慕容释戕闻言,脸上并没有半分恼意,在太师椅上坐了下来,端起刚续的热茶泯了一口才不紧不慢地接着说道:
“这事儿也不急,现下距母后生辰还有大半年的时间呢,且好生留意着吧!”
“是,殿下!”
夏津听罢,纠结的神经这才终于松弛下来,连忙躬身回应:
“属下遵命!”
慕容释戕品着茶,仍然是那副万事皆无所谓的姿态,手指朝对方弹了弹:
“若没其他事儿你就先下去吧。

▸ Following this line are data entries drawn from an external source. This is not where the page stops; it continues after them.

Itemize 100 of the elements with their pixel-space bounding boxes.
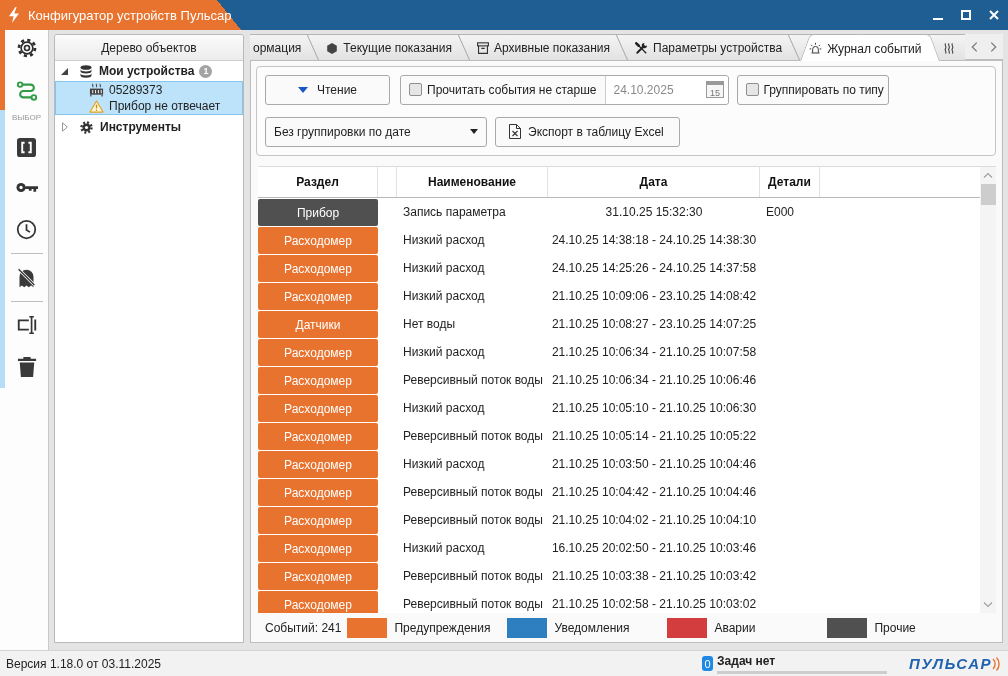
category-tag: Расходомер [258, 255, 378, 282]
warning-icon [89, 99, 104, 113]
device-status: Прибор не отвечает [109, 99, 221, 113]
table-cell: 21.10.25 10:04:02 - 21.10.25 10:04:10 [551, 513, 757, 527]
column-header[interactable]: Раздел [258, 167, 378, 197]
trash-icon[interactable] [16, 356, 37, 378]
table-cell: 24.10.25 14:38:18 - 24.10.25 14:38:30 [551, 233, 757, 247]
table-cell: Реверсивный поток воды [403, 485, 543, 499]
category-tag: Расходомер [258, 479, 378, 506]
table-cell: Реверсивный поток воды [403, 569, 543, 583]
chevron-right-icon[interactable] [990, 40, 997, 53]
checkbox[interactable] [745, 83, 759, 97]
close-icon [989, 10, 999, 20]
table-cell: Низкий расход [403, 401, 485, 415]
legend-label: Предупреждения [394, 621, 491, 635]
route-icon[interactable] [15, 80, 38, 102]
table-cell: 16.10.25 20:02:50 - 21.10.25 10:03:46 [551, 541, 757, 555]
scrollbar-thumb[interactable] [980, 184, 996, 205]
checkbox-label[interactable]: Группировать по типу [763, 82, 884, 97]
column-header[interactable]: Наименование [397, 167, 548, 197]
table-cell: 31.10.25 15:32:30 [605, 205, 703, 219]
spreadsheet-file-icon [509, 124, 521, 140]
table-cell: Низкий расход [403, 289, 485, 303]
minimize-icon [933, 18, 943, 20]
table-cell: 21.10.25 10:03:38 - 21.10.25 10:03:42 [551, 569, 757, 583]
tree-item[interactable]: 05289373 Прибор не отвечает [55, 81, 243, 115]
version-label: Версия 1.18.0 от 03.11.2025 [6, 656, 161, 671]
expand-toggle-icon[interactable] [61, 122, 68, 132]
tab[interactable]: Журнал событий [800, 34, 940, 61]
expand-toggle-icon[interactable] [61, 67, 68, 75]
column-header[interactable]: Дата [548, 167, 760, 197]
table-cell: 21.10.25 10:06:34 - 21.10.25 10:06:46 [551, 373, 757, 387]
legend-label: Прочие [874, 621, 916, 635]
table-cell: Реверсивный поток воды [403, 373, 543, 387]
gear-icon [80, 120, 93, 134]
caret-down-icon [297, 86, 308, 93]
tree-item[interactable]: Мои устройства [80, 62, 197, 80]
category-tag: Расходомер [258, 339, 378, 366]
category-tag: Расходомер [258, 283, 378, 310]
legend-label: Уведомления [554, 621, 630, 635]
table-cell: 21.10.25 10:08:27 - 23.10.25 14:07:25 [551, 317, 757, 331]
count-badge: 1 [199, 64, 213, 78]
radiator-icon [89, 83, 104, 97]
table-cell: 21.10.25 10:04:42 - 21.10.25 10:04:46 [551, 485, 757, 499]
checkbox[interactable] [409, 83, 422, 97]
database-icon [80, 64, 92, 78]
key-icon[interactable] [15, 181, 38, 193]
category-tag: Расходомер [258, 367, 378, 394]
category-tag: Датчики [258, 311, 378, 338]
signal-waves-icon [992, 656, 1000, 671]
settings-icon[interactable] [15, 37, 38, 59]
table-cell: 21.10.25 10:09:06 - 23.10.25 14:08:42 [551, 289, 757, 303]
category-tag: Прибор [258, 199, 378, 226]
text-field-icon[interactable] [15, 314, 38, 336]
logo-text: ПУЛЬСАР [909, 655, 992, 672]
window-title: Конфигуратор устройств Пульсар [28, 7, 232, 23]
caret-down-icon [470, 129, 478, 135]
tab[interactable]: Текущие показания [319, 34, 470, 60]
category-tag: Расходомер [258, 451, 378, 478]
table-cell: Низкий расход [403, 345, 485, 359]
tab[interactable]: Параметры устройства [628, 34, 801, 60]
task-status: Задач нет [717, 655, 777, 668]
tab[interactable]: ормация [250, 34, 320, 60]
table-cell: Низкий расход [403, 541, 485, 555]
table-cell: Запись параметра [403, 205, 506, 219]
category-tag: Расходомер [258, 563, 378, 590]
table-cell: 21.10.25 10:02:58 - 21.10.25 10:03:02 [551, 597, 757, 611]
tree-item[interactable]: Инструменты [80, 118, 184, 136]
table-cell: Реверсивный поток воды [403, 429, 543, 443]
maximize-icon [961, 10, 971, 20]
device-id: 05289373 [109, 83, 163, 97]
clock-icon[interactable] [16, 218, 37, 240]
table-cell: 24.10.25 14:25:26 - 24.10.25 14:37:58 [551, 261, 757, 275]
wrench-screwdriver-icon [635, 41, 648, 55]
table-cell: 21.10.25 10:05:10 - 21.10.25 10:06:30 [551, 401, 757, 415]
category-tag: Расходомер [258, 423, 378, 450]
alarm-light-icon [809, 42, 823, 55]
checkbox-label[interactable]: Прочитать события не старше [427, 82, 597, 97]
tab[interactable]: Архивные показания [469, 34, 628, 60]
category-tag: Расходомер [258, 227, 378, 254]
table-cell: 21.10.25 10:06:34 - 21.10.25 10:07:58 [551, 345, 757, 359]
legend-label: Аварии [714, 621, 756, 635]
column-header[interactable]: Детали [760, 167, 820, 197]
category-tag: Расходомер [258, 507, 378, 534]
export-button[interactable]: Экспорт в таблицу Excel [495, 116, 680, 147]
event-count: Событий: 241 [265, 621, 342, 635]
table-cell: Нет воды [403, 317, 456, 331]
ghost-off-icon[interactable] [16, 266, 37, 288]
brackets-icon[interactable] [17, 137, 36, 157]
read-button[interactable]: Чтение [265, 75, 390, 105]
dropdown[interactable]: Без группировки по дате [265, 116, 487, 147]
chevron-left-icon[interactable] [971, 40, 978, 53]
table-cell: Низкий расход [403, 261, 485, 275]
category-tag: Расходомер [258, 591, 378, 613]
section-label: ВЫБОР [11, 113, 42, 123]
table-cell: 21.10.25 10:03:50 - 21.10.25 10:04:46 [551, 457, 757, 471]
table-cell: E000 [766, 205, 795, 219]
scrollbar[interactable] [980, 167, 996, 613]
count-badge: 0 [702, 656, 714, 671]
table-cell: 21.10.25 10:05:14 - 21.10.25 10:05:22 [551, 429, 757, 443]
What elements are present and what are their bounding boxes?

”
“是,殿下!属下告退!”
夏津别过慕容释戕,转身就到了别院的练武场。
这时,别院的护卫正三三两两地聚在一起或闲话家常,或打趣笑闹,丝毫没有半分专心训练的紧张感。
夏津见了,瞬间暴怒!
他随手操起一旁的长棍就冲一名正唾沫横飞地吹着牛皮的护卫扫了过去!
霎时间,整个练武场沙尘滚滚,鸡飞狗跳……
当夏津狠狠发泄了一通,情绪将将平复下来,正揪着护卫们大声训斥之时,慕容无殇一行已经快马加鞭回到了大宅院。
此刻,空旷静谧的寝室内除了安神香的烟气在四周缭绕外,其余所有人都静静地候在慕容无殇的床前。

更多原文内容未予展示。